Кулшара и Бокен не возражали: Кокбай свернул с дороги, вывел машину на берег реки и, остановившись перед густым ивняком, подступившим прямо к воде, первым выпрыгнул на песок, потянулся, помахал, разминаясь, руками, подрыгал ногами и начал раздеваться.
— Бокен, мы с тобой будем купаться здесь! — крикнул он задорно, весело, словно Бокен был для него закадычным другом.
Бокен побежал на его зов, снимая на ходу рубаху. А Кулшара молча отделилась от них, ушла в заросли ивняка.
Раздевшись, Кокбай и Бокен подошли к обрывистой кромке берега, стали рядышком, плечом к плечу.
— Раз! Два! По-ошли! — скомандовал Кокбай, и они дружно прыгнули в прозрачную, медленно текущую воду.
Вода оказалась холодной. На коже тотчас выступили гусиные пупырышки. Кокбай и Бокен окунулись раз-другой и, лязгая от холода зубами, вышли на берег и улеглись на горячий песок.
— Хорошо, а? — сказал Кокбай, еле шевеля посиневшими губами.
Бокен только кивнул, соглашаясь.
— Лежи, сейчас мигом согреешься, — пообещал Кокбай и, загребая руками песок, насыпал целую кучу на спину Бокена.
Бокен блаженно засмеялся.
— У нее лучше, да?
— Ой, щекотно!
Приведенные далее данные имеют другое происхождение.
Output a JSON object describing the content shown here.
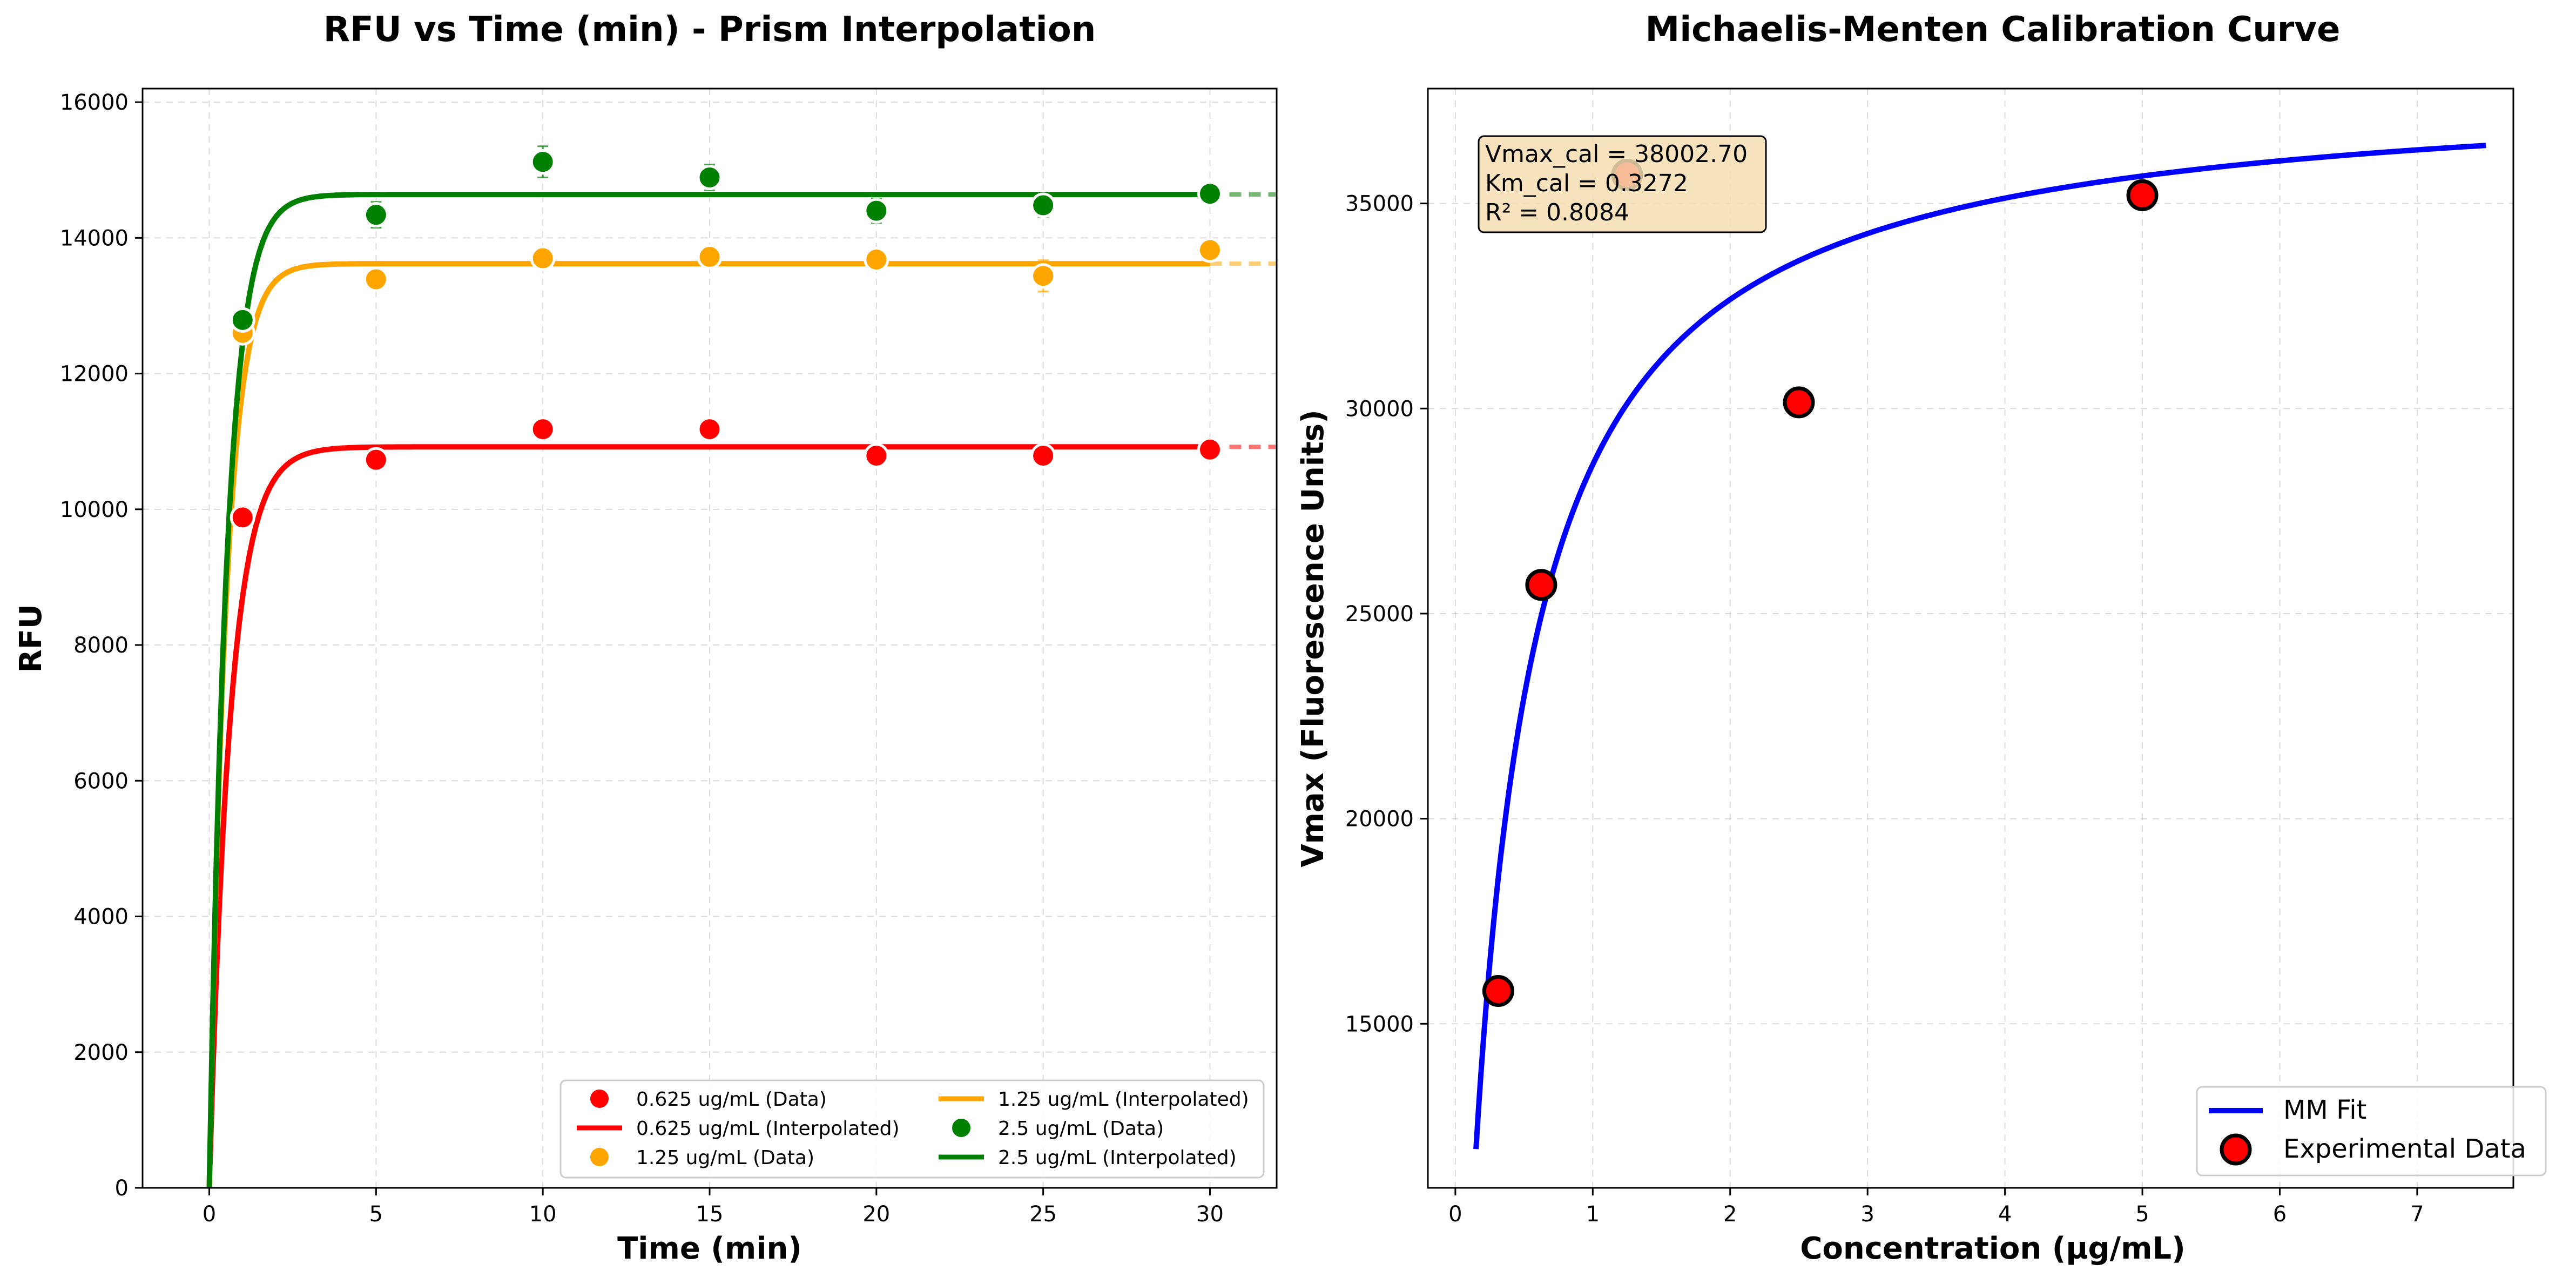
{
  "chart_data": [
    {
      "type": "line",
      "title": "RFU vs Time (min) - Prism Interpolation",
      "xlabel": "Time (min)",
      "ylabel": "RFU",
      "xlim": [
        -2,
        32
      ],
      "ylim": [
        0,
        16200
      ],
      "xticks": [
        0,
        5,
        10,
        15,
        20,
        25,
        30
      ],
      "yticks": [
        0,
        2000,
        4000,
        6000,
        8000,
        10000,
        12000,
        14000,
        16000
      ],
      "grid": true,
      "legend_position": "bottom-right",
      "legend": [
        "0.625 ug/mL (Data)",
        "0.625 ug/mL (Interpolated)",
        "1.25 ug/mL (Data)",
        "1.25 ug/mL (Interpolated)",
        "2.5 ug/mL (Data)",
        "2.5 ug/mL (Interpolated)"
      ],
      "series": [
        {
          "name": "0.625 ug/mL",
          "color": "#ff0000",
          "x": [
            1,
            5,
            10,
            15,
            20,
            25,
            30
          ],
          "y": [
            9880,
            10730,
            11180,
            11180,
            10790,
            10790,
            10880
          ],
          "err": [
            60,
            110,
            80,
            110,
            70,
            80,
            70
          ],
          "fit": {
            "plateau": 10920,
            "k": 1.6
          }
        },
        {
          "name": "1.25 ug/mL",
          "color": "#ffa500",
          "x": [
            1,
            5,
            10,
            15,
            20,
            25,
            30
          ],
          "y": [
            12600,
            13390,
            13700,
            13720,
            13680,
            13440,
            13820
          ],
          "err": [
            70,
            90,
            80,
            80,
            80,
            230,
            130
          ],
          "fit": {
            "plateau": 13620,
            "k": 2.0
          }
        },
        {
          "name": "2.5 ug/mL",
          "color": "#008000",
          "x": [
            1,
            5,
            10,
            15,
            20,
            25,
            30
          ],
          "y": [
            12790,
            14340,
            15120,
            14890,
            14400,
            14480,
            14650
          ],
          "err": [
            60,
            190,
            230,
            190,
            180,
            170,
            150
          ],
          "fit": {
            "plateau": 14640,
            "k": 1.9
          }
        }
      ]
    },
    {
      "type": "scatter",
      "title": "Michaelis-Menten Calibration Curve",
      "xlabel": "Concentration (µg/mL)",
      "ylabel": "Vmax (Fluorescence Units)",
      "xlim": [
        -0.2,
        7.7
      ],
      "ylim": [
        11000,
        37800
      ],
      "xticks": [
        0,
        1,
        2,
        3,
        4,
        5,
        6,
        7
      ],
      "yticks": [
        15000,
        20000,
        25000,
        30000,
        35000
      ],
      "grid": true,
      "legend_position": "bottom-right",
      "annotation": [
        "Vmax_cal = 38002.70",
        "Km_cal = 0.3272",
        "R² = 0.8084"
      ],
      "fit": {
        "name": "MM Fit",
        "color": "#0000ff",
        "vmax": 38002.7,
        "km": 0.3272,
        "x_range": [
          0.15,
          7.5
        ]
      },
      "points": {
        "name": "Experimental Data",
        "color": "#ff0000",
        "x": [
          0.3125,
          0.625,
          1.25,
          2.5,
          5.0
        ],
        "y": [
          15800,
          25700,
          35700,
          30150,
          35200
        ]
      }
    }
  ]
}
А теперь я согрею тебя!
Кокбай перевернулся на живот, и Бокен начал сыпать на него горстями жаркий песок.
— Ой, горячо… ой, жжет! — притворно застонал Кокбай.
Они баловались, играли, забыв про недавнюю ссору.
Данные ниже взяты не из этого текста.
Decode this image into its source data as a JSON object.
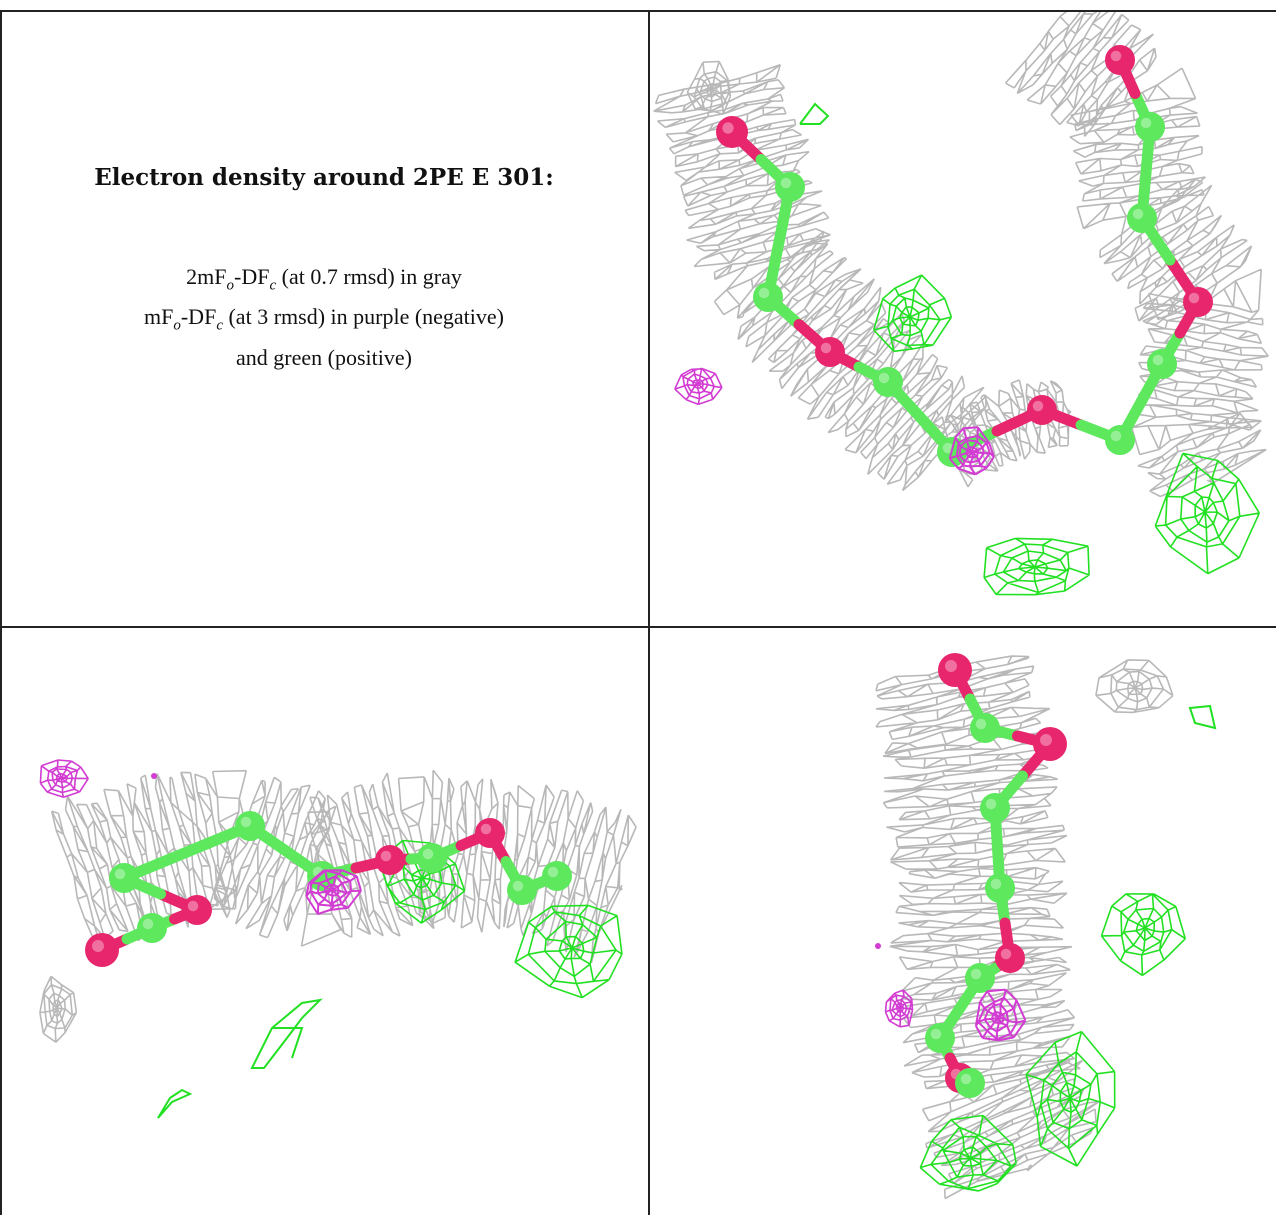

— А ты сможешь переплыть Коктал! До того берега? — спросил Бокен.
— Для меня все равно что плюнуть. Разве это река? — сказал Кокбай, поднимаясь и стряхивая песок. — В армии я Дон переплывал. Слышал о такой реке? Географию знаешь? Так вот там ширина, наверное, метров четыреста, не меньше.
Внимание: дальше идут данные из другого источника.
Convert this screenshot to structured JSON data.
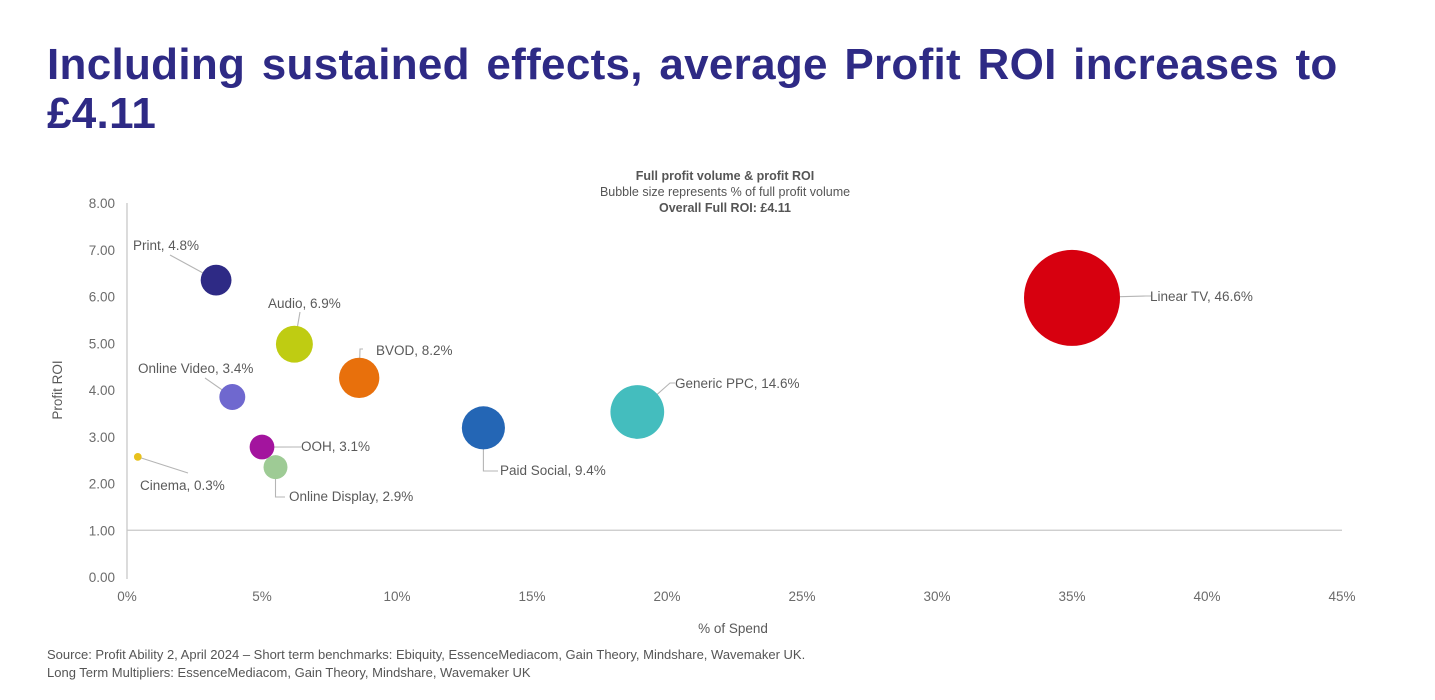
{
  "slide": {
    "title": "Including sustained effects, average Profit ROI increases to £4.11",
    "source_line1": "Source: Profit Ability 2, April 2024 – Short term benchmarks: Ebiquity, EssenceMediacom, Gain Theory, Mindshare, Wavemaker UK.",
    "source_line2": "Long Term Multipliers: EssenceMediacom, Gain Theory, Mindshare, Wavemaker UK"
  },
  "chart_data": {
    "type": "scatter",
    "subtype": "bubble",
    "title": "Full profit volume & profit ROI",
    "subtitle": "Bubble size represents % of full profit volume",
    "annotation": "Overall Full ROI: £4.11",
    "xlabel": "% of Spend",
    "ylabel": "Profit ROI",
    "xlim": [
      0,
      45
    ],
    "ylim": [
      0,
      8
    ],
    "x_ticks": [
      "0%",
      "5%",
      "10%",
      "15%",
      "20%",
      "25%",
      "30%",
      "35%",
      "40%",
      "45%"
    ],
    "x_tick_values": [
      0,
      5,
      10,
      15,
      20,
      25,
      30,
      35,
      40,
      45
    ],
    "y_ticks": [
      "0.00",
      "1.00",
      "2.00",
      "3.00",
      "4.00",
      "5.00",
      "6.00",
      "7.00",
      "8.00"
    ],
    "y_tick_values": [
      0,
      1,
      2,
      3,
      4,
      5,
      6,
      7,
      8
    ],
    "reference_line_y": 1.0,
    "grid": false,
    "legend": "none",
    "series": [
      {
        "name": "Print",
        "x": 3.3,
        "y": 6.35,
        "size_pct": 4.8,
        "label": "Print, 4.8%",
        "color": "#2E2A85",
        "label_pos": "upper-left"
      },
      {
        "name": "Audio",
        "x": 6.2,
        "y": 4.98,
        "size_pct": 6.9,
        "label": "Audio, 6.9%",
        "color": "#BFCC12",
        "label_pos": "upper"
      },
      {
        "name": "BVOD",
        "x": 8.6,
        "y": 4.26,
        "size_pct": 8.2,
        "label": "BVOD, 8.2%",
        "color": "#E8700C",
        "label_pos": "upper-right"
      },
      {
        "name": "Online Video",
        "x": 3.9,
        "y": 3.85,
        "size_pct": 3.4,
        "label": "Online Video, 3.4%",
        "color": "#6F68CF",
        "label_pos": "upper-left"
      },
      {
        "name": "OOH",
        "x": 5.0,
        "y": 2.78,
        "size_pct": 3.1,
        "label": "OOH, 3.1%",
        "color": "#A3149E",
        "label_pos": "right"
      },
      {
        "name": "Online Display",
        "x": 5.5,
        "y": 2.35,
        "size_pct": 2.9,
        "label": "Online Display, 2.9%",
        "color": "#9ECB95",
        "label_pos": "lower-right"
      },
      {
        "name": "Cinema",
        "x": 0.4,
        "y": 2.57,
        "size_pct": 0.3,
        "label": "Cinema, 0.3%",
        "color": "#E8C11C",
        "label_pos": "lower-right"
      },
      {
        "name": "Paid Social",
        "x": 13.2,
        "y": 3.19,
        "size_pct": 9.4,
        "label": "Paid Social, 9.4%",
        "color": "#2466B5",
        "label_pos": "lower-right"
      },
      {
        "name": "Generic PPC",
        "x": 18.9,
        "y": 3.53,
        "size_pct": 14.6,
        "label": "Generic PPC, 14.6%",
        "color": "#44BDBE",
        "label_pos": "upper-right"
      },
      {
        "name": "Linear TV",
        "x": 35.0,
        "y": 5.97,
        "size_pct": 46.6,
        "label": "Linear TV, 46.6%",
        "color": "#D7000F",
        "label_pos": "right"
      }
    ]
  }
}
— И ты переплывал четыреста метров? Ну да? — не поверил Бокен.
— Честное слово! Хочешь, покажу? Переплыву этот Коктал без передышки раз десять!
— Покажи!
Кокбай азартно бросился в воду и с тихим плеском, загребая руками воду, поплыл к противоположному берегу. Его смуглая влажная кожа блестела как у змеи, и голова Кокбая тоже по-змеиному высоко торчала над водой. Достав до другого берега, пловец резко повернул назад. Плыл он уверенно и красиво. Смотреть на него было одно загляденье. Бокен и завидовал ему, и восхищался им.
Вернувшись к этому берегу, Кокбай выскочил из воды.